Altogether, these observations indicate absorption after oral application. Additionally, the physico-chemical properties of the substance (size, the partition coefficient (2.91) and water solubility) and consideration of Lipinsky’s rule of 5 [Lipinski C., Experimental and computational approaches to estimate solubility and permeability in drug discovery and development settings, Advanced Drug Delivery Reviews, 46 (2001) 3–26] impose that the compound is orally absorbed.

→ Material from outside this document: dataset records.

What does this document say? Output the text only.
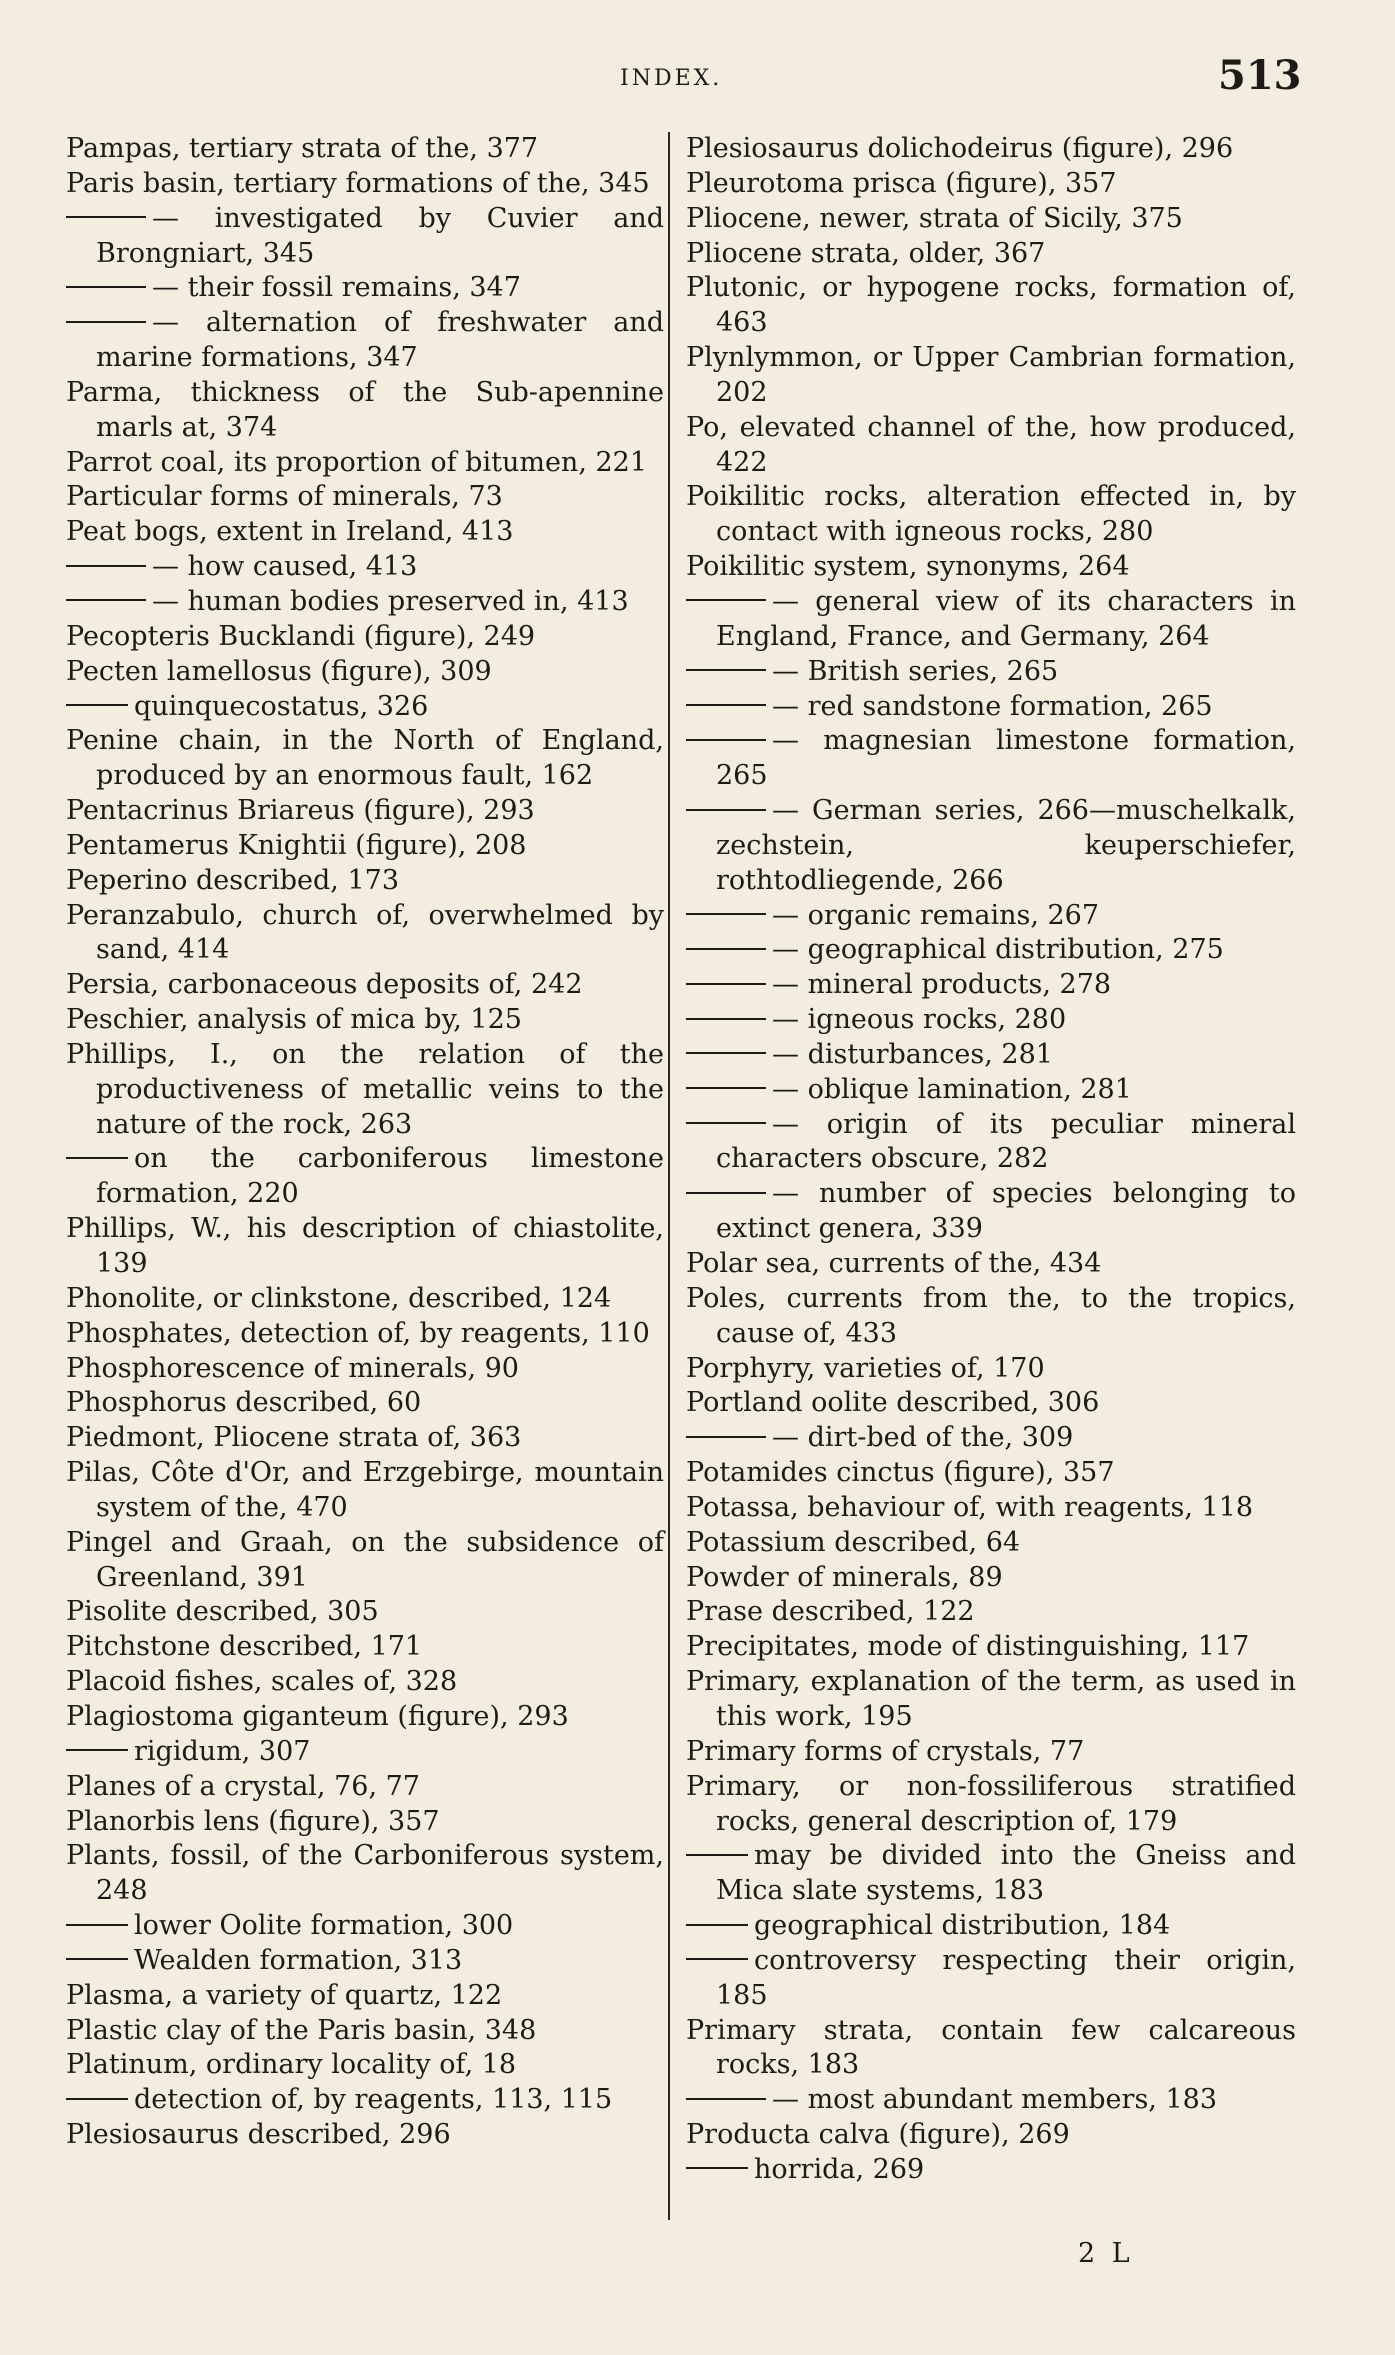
INDEX.	513
Pampas, tertiary strata of the, 377
Paris basin, tertiary formations of the, 345
— investigated by Cuvier and Brongniart, 345
— their fossil remains, 347
— alternation of freshwater and marine formations, 347
Parma, thickness of the Sub-apennine marls at, 374
Parrot coal, its proportion of bitumen, 221
Particular forms of minerals, 73
Peat bogs, extent in Ireland, 413
— how caused, 413
— human bodies preserved in, 413
Pecopteris Bucklandi (figure), 249
Pecten lamellosus (figure), 309
quinquecostatus, 326
Penine chain, in the North of England, produced by an enormous fault, 162
Pentacrinus Briareus (figure), 293
Pentamerus Knightii (figure), 208
Peperino described, 173
Peranzabulo, church of, overwhelmed by sand, 414
Persia, carbonaceous deposits of, 242
Peschier, analysis of mica by, 125
Phillips, I., on the relation of the productiveness of metallic veins to the nature of the rock, 263
on the carboniferous limestone formation, 220
Phillips, W., his description of chiastolite, 139
Phonolite, or clinkstone, described, 124
Phosphates, detection of, by reagents, 110
Phosphorescence of minerals, 90
Phosphorus described, 60
Piedmont, Pliocene strata of, 363
Pilas, Côte d'Or, and Erzgebirge, mountain system of the, 470
Pingel and Graah, on the subsidence of Greenland, 391
Pisolite described, 305
Pitchstone described, 171
Placoid fishes, scales of, 328
Plagiostoma giganteum (figure), 293
rigidum, 307
Planes of a crystal, 76, 77
Planorbis lens (figure), 357
Plants, fossil, of the Carboniferous system, 248
lower Oolite formation, 300
Wealden formation, 313
Plasma, a variety of quartz, 122
Plastic clay of the Paris basin, 348
Platinum, ordinary locality of, 18
detection of, by reagents, 113, 115
Plesiosaurus described, 296
Plesiosaurus dolichodeirus (figure), 296
Pleurotoma prisca (figure), 357
Pliocene, newer, strata of Sicily, 375
Pliocene strata, older, 367
Plutonic, or hypogene rocks, formation of, 463
Plynlymmon, or Upper Cambrian formation, 202
Po, elevated channel of the, how produced, 422
Poikilitic rocks, alteration effected in, by contact with igneous rocks, 280
Poikilitic system, synonyms, 264
— general view of its characters in England, France, and Germany, 264
— British series, 265
— red sandstone formation, 265
— magnesian limestone formation, 265
— German series, 266—muschelkalk, zechstein, keuperschiefer, rothtodliegende, 266
— organic remains, 267
— geographical distribution, 275
— mineral products, 278
— igneous rocks, 280
— disturbances, 281
— oblique lamination, 281
— origin of its peculiar mineral characters obscure, 282
— number of species belonging to extinct genera, 339
Polar sea, currents of the, 434
Poles, currents from the, to the tropics, cause of, 433
Porphyry, varieties of, 170
Portland oolite described, 306
— dirt-bed of the, 309
Potamides cinctus (figure), 357
Potassa, behaviour of, with reagents, 118
Potassium described, 64
Powder of minerals, 89
Prase described, 122
Precipitates, mode of distinguishing, 117
Primary, explanation of the term, as used in this work, 195
Primary forms of crystals, 77
Primary, or non-fossiliferous stratified rocks, general description of, 179
may be divided into the Gneiss and Mica slate systems, 183
geographical distribution, 184
controversy respecting their origin, 185
Primary strata, contain few calcareous rocks, 183
— most abundant members, 183
Producta calva (figure), 269
horrida, 269
2 L
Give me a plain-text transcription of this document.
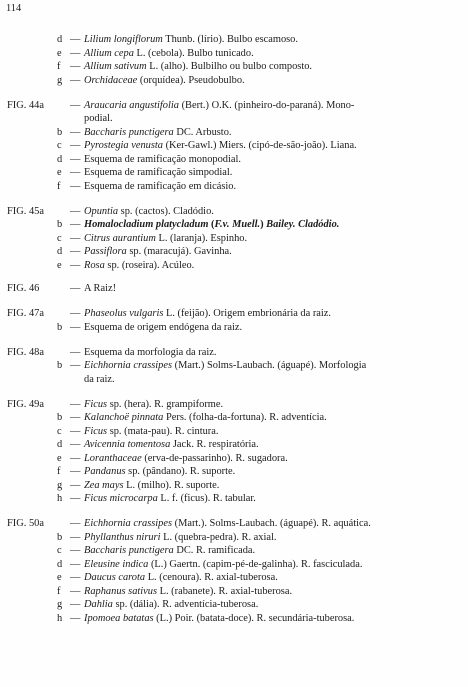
114
d — Lilium longiflorum Thunb. (lírio). Bulbo escamoso.
e — Allium cepa L. (cebola). Bulbo tunicado.
f — Allium sativum L. (alho). Bulbilho ou bulbo composto.
g — Orchidaceae (orquídea). Pseudobulbo.
FIG. 44a	— Araucaria angustifolia (Bert.) O.K. (pinheiro-do-paraná). Mono-
podial.
b — Baccharis punctigera DC. Arbusto.
c — Pyrostegia venusta (Ker-Gawl.) Miers. (cipó-de-são-joão). Liana.
d — Esquema de ramificação monopodial.
e — Esquema de ramificação simpodial.
f — Esquema de ramificação em dicásio.
FIG. 45a	— Opuntia sp. (cactos). Cladódio.
b — Homalocladium platycladum (F.v. Muell.) Bailey. Cladódio.
c — Citrus aurantium L. (laranja). Espinho.
d — Passiflora sp. (maracujá). Gavinha.
e — Rosa sp. (roseira). Acúleo.
FIG. 46	— A Raiz!
FIG. 47a	— Phaseolus vulgaris L. (feijão). Origem embrionária da raiz.
b — Esquema de origem endógena da raiz.
FIG. 48a	— Esquema da morfologia da raiz.
b — Eichhornia crassipes (Mart.) Solms-Laubach. (águapé). Morfologia
da raiz.
FIG. 49a	— Ficus sp. (hera). R. grampiforme.
b — Kalanchoë pinnata Pers. (folha-da-fortuna). R. adventícia.
c — Ficus sp. (mata-pau). R. cintura.
d — Avicennia tomentosa Jack. R. respiratória.
e — Loranthaceae (erva-de-passarinho). R. sugadora.
f — Pandanus sp. (pândano). R. suporte.
g — Zea mays L. (milho). R. suporte.
h — Ficus microcarpa L. f. (ficus). R. tabular.
FIG. 50a	— Eichhornia crassipes (Mart.). Solms-Laubach. (águapé). R. aquática.
b — Phyllanthus niruri L. (quebra-pedra). R. axial.
c — Baccharis punctigera DC. R. ramificada.
d — Eleusine indica (L.) Gaertn. (capim-pé-de-galinha). R. fasciculada.
e — Daucus carota L. (cenoura). R. axial-tuberosa.
f — Raphanus sativus L. (rabanete). R. axial-tuberosa.
g — Dahlia sp. (dália). R. adventícia-tuberosa.
h — Ipomoea batatas (L.) Poir. (batata-doce). R. secundária-tuberosa.
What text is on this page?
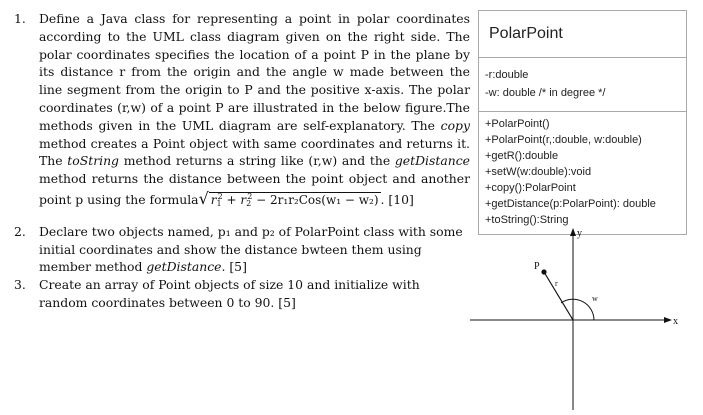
1.	Define a Java class for representing a point in polar coordinates according to the UML class diagram given on the right side. The polar coordinates specifies the location of a point P in the plane by its distance r from the origin and the angle w made between the line segment from the origin to P and the positive x-axis. The polar coordinates (r,w) of a point P are illustrated in the below figure.The methods given in the UML diagram are self-explanatory. The copy method creates a Point object with same coordinates and returns it. The toString method returns a string like (r,w) and the getDistance method returns the distance between the point object and another point p using the formula√ $r_1^2 + r_2^2 - 2r_1r_2Cos(w_1 - w_2)$ . [10]
2.	Declare two objects named, p₁ and p₂ of PolarPoint class with some initial coordinates and show the distance bwteen them using member method getDistance. [5]
3.	Create an array of Point objects of size 10 and initialize with random coordinates between 0 to 90. [5]
PolarPoint
-r:double
-w: double /* in degree */
+PolarPoint()
+PolarPoint(r,:double, w:double)
+getR():double
+setW(w:double):void
+copy():PolarPoint
+getDistance(p:PolarPoint): double
+toString():String
y
x
P
r
w
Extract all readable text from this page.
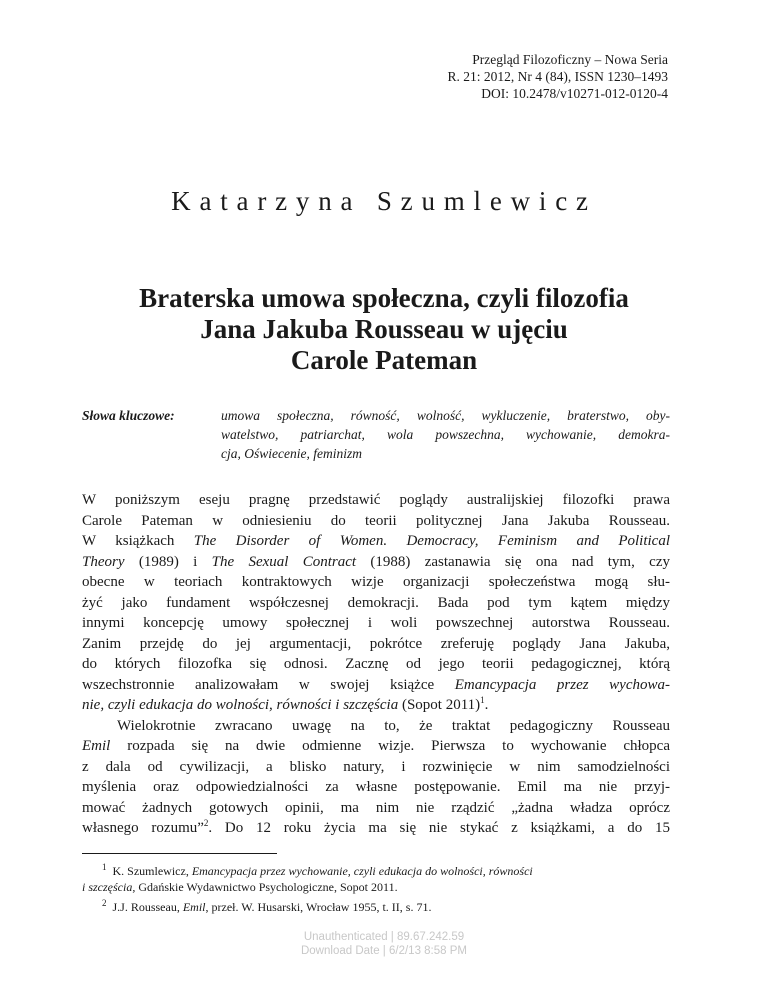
Przegląd Filozoficzny – Nowa Seria
R. 21: 2012, Nr 4 (84), ISSN 1230–1493
DOI: 10.2478/v10271-012-0120-4
Katarzyna Szumlewicz
Braterska umowa społeczna, czyli filozofia
Jana Jakuba Rousseau w ujęciu
Carole Pateman
Słowa kluczowe:	umowa społeczna, równość, wolność, wykluczenie, braterstwo, oby-
watelstwo, patriarchat, wola powszechna, wychowanie, demokra-
cja, Oświecenie, feminizm
W poniższym eseju pragnę przedstawić poglądy australijskiej filozofki prawa
Carole Pateman w odniesieniu do teorii politycznej Jana Jakuba Rousseau.
W książkach The Disorder of Women. Democracy, Feminism and Political
Theory (1989) i The Sexual Contract (1988) zastanawia się ona nad tym, czy
obecne w teoriach kontraktowych wizje organizacji społeczeństwa mogą słu-
żyć jako fundament współczesnej demokracji. Bada pod tym kątem między
innymi koncepcję umowy społecznej i woli powszechnej autorstwa Rousseau.
Zanim przejdę do jej argumentacji, pokrótce zreferuję poglądy Jana Jakuba,
do których filozofka się odnosi. Zacznę od jego teorii pedagogicznej, którą
wszechstronnie analizowałam w swojej książce Emancypacja przez wychowa-
nie, czyli edukacja do wolności, równości i szczęścia (Sopot 2011)$^1$.
Wielokrotnie zwracano uwagę na to, że traktat pedagogiczny Rousseau
Emil rozpada się na dwie odmienne wizje. Pierwsza to wychowanie chłopca
z dala od cywilizacji, a blisko natury, i rozwinięcie w nim samodzielności
myślenia oraz odpowiedzialności za własne postępowanie. Emil ma nie przyj-
mować żadnych gotowych opinii, ma nim nie rządzić „żadna władza oprócz
własnego rozumu”$^2$. Do 12 roku życia ma się nie stykać z książkami, a do 15
$^1$ K. Szumlewicz, Emancypacja przez wychowanie, czyli edukacja do wolności, równości
i szczęścia, Gdańskie Wydawnictwo Psychologiczne, Sopot 2011.
$^2$ J.J. Rousseau, Emil, przeł. W. Husarski, Wrocław 1955, t. II, s. 71.
Unauthenticated | 89.67.242.59
Download Date | 6/2/13 8:58 PM
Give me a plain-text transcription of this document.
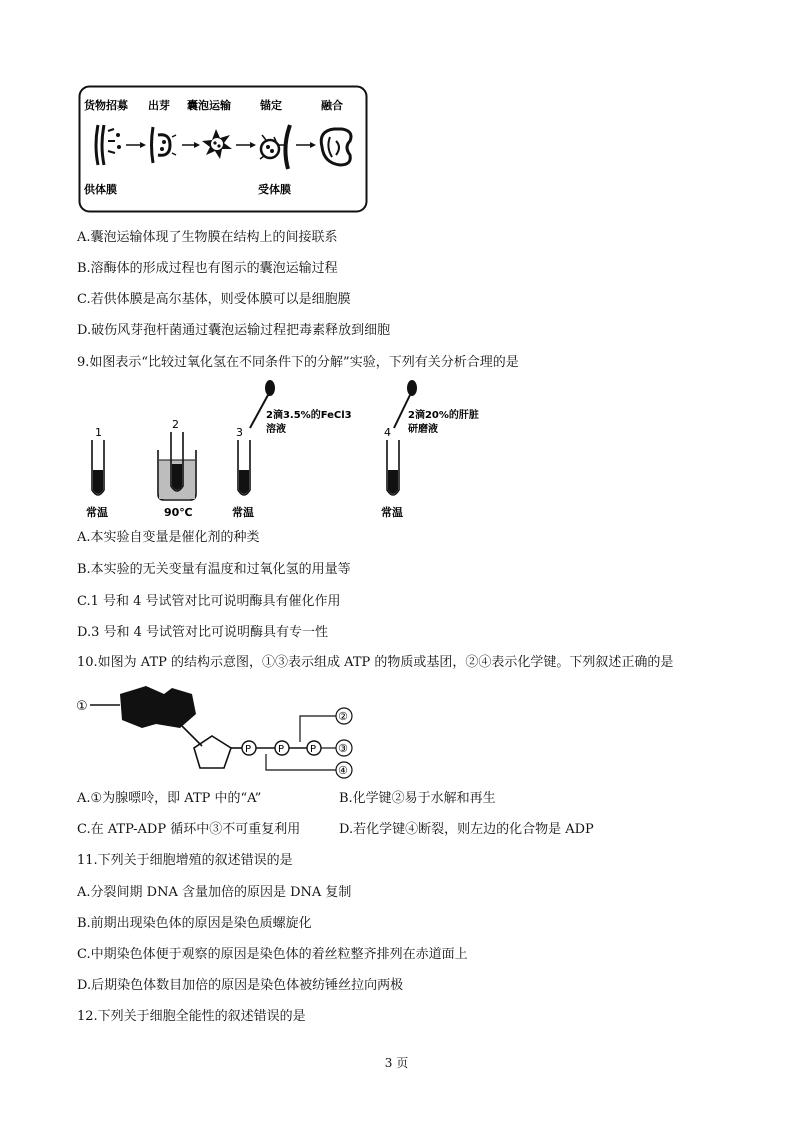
货物招募 出芽 囊泡运输	锚定	融合
供体膜	受体膜
A.囊泡运输体现了生物膜在结构上的间接联系
B.溶酶体的形成过程也有图示的囊泡运输过程
C.若供体膜是高尔基体，则受体膜可以是细胞膜
D.破伤风芽孢杆菌通过囊泡运输过程把毒素释放到细胞
9.如图表示“比较过氧化氢在不同条件下的分解”实验，下列有关分析合理的是
1
常温
2
90℃
3
2滴3.5%的FeCl3
溶液
常温
4
2滴20%的肝脏
研磨液
常温
A.本实验自变量是催化剂的种类
B.本实验的无关变量有温度和过氧化氢的用量等
C.1 号和 4 号试管对比可说明酶具有催化作用
D.3 号和 4 号试管对比可说明酶具有专一性
10.如图为 ATP 的结构示意图，①③表示组成 ATP 的物质或基团，②④表示化学键。下列叙述正确的是
①
P	P	P
②
③
④
A.①为腺嘌呤，即 ATP 中的“A”	B.化学键②易于水解和再生
C.在 ATP-ADP 循环中③不可重复利用	D.若化学键④断裂，则左边的化合物是 ADP
11.下列关于细胞增殖的叙述错误的是
A.分裂间期 DNA 含量加倍的原因是 DNA 复制
B.前期出现染色体的原因是染色质螺旋化
C.中期染色体便于观察的原因是染色体的着丝粒整齐排列在赤道面上
D.后期染色体数目加倍的原因是染色体被纺锤丝拉向两极
12.下列关于细胞全能性的叙述错误的是
3 页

Inhalation toxicity has not been studied. Absorption via the respiratory tract is predominantly depending on the particle size. The particle size distribution shows a mean diameter of 55 micrometer. It is postulated that only a small proportion of the inhalable substance would reach the deeper respiratory region. Then, adsorption through the alveolar membranes might be possible in view of the bioavailability achieved after oral administration. Local irritation effects however are not expected. Overall, toxicity after inhalation administration would be inferior compared to toxicity obtained after repeated oral administration.

Repeated dermal toxicity has so far not been studied. Dermal absorption is slight to moderate as calculated by the skin penetration model by Fitzpatrick [Fitzpatrick D. Modelling skin permeability in risk assessment––the future. Chemosphere 55 (2004) 1309–1314]. It is expected that toxicity upon dermal application is much lower than upon oral application. Furthermore, local effects can also be excluded.

 

Distribution

It is unlikely to undergo hydrolysis in the stomach; therefore it is postulated that the toxic effects are attributable to the parent compound. It can be assumed that the intact photoinitiator circulates in the blood.

Considering the toxicity on the fetal and newborn rats, it is possible that the substance and/or its metabolites are able to pass the placenta barrier.

In view of the reversibility of effects at the end of a treatment period without administration, accumulation in the body is not expected.

 

Metabolism / Elimination

The absorbed compound is expected to undergo hepatic metabolic degradation of the following kind:

 

- aryl epoxide formation followed by hydroxylation

- keto-hydroxylation

- morpholine ring cleavage and ring opening

 

The tentative metabolic transformation involves the morpholine moiety. Morpholine ring opening catalyzed by a cytochrome-P450-dependent monooxygenase leading to glycolic acid structures has been described for various drugs [Jauch, R.; Griesser, E.; Oesterhelt, G.; Arnold, W.; Meister, W.; Ziegler, W. H.; Guentert, T. W., Biotransformation of moclobemide in humans. Acta Psychiatr Scand Suppl 1990, 360, 87-90; McKillop, D.; McCormick, A. D.; Miles, G. S.; Phillips, P. J.; Pickup, K. J.; Bushby, N.; Hutchison, M., In vitro metabolism of gefitinib in human liver microsomes. Xenobiotica 2004, 34, (11-12), 983-1000].

Morpholine does not bind significantly to plasma proteins and is rapidly eliminated via the renal route as unchanged compound or its cleavage products.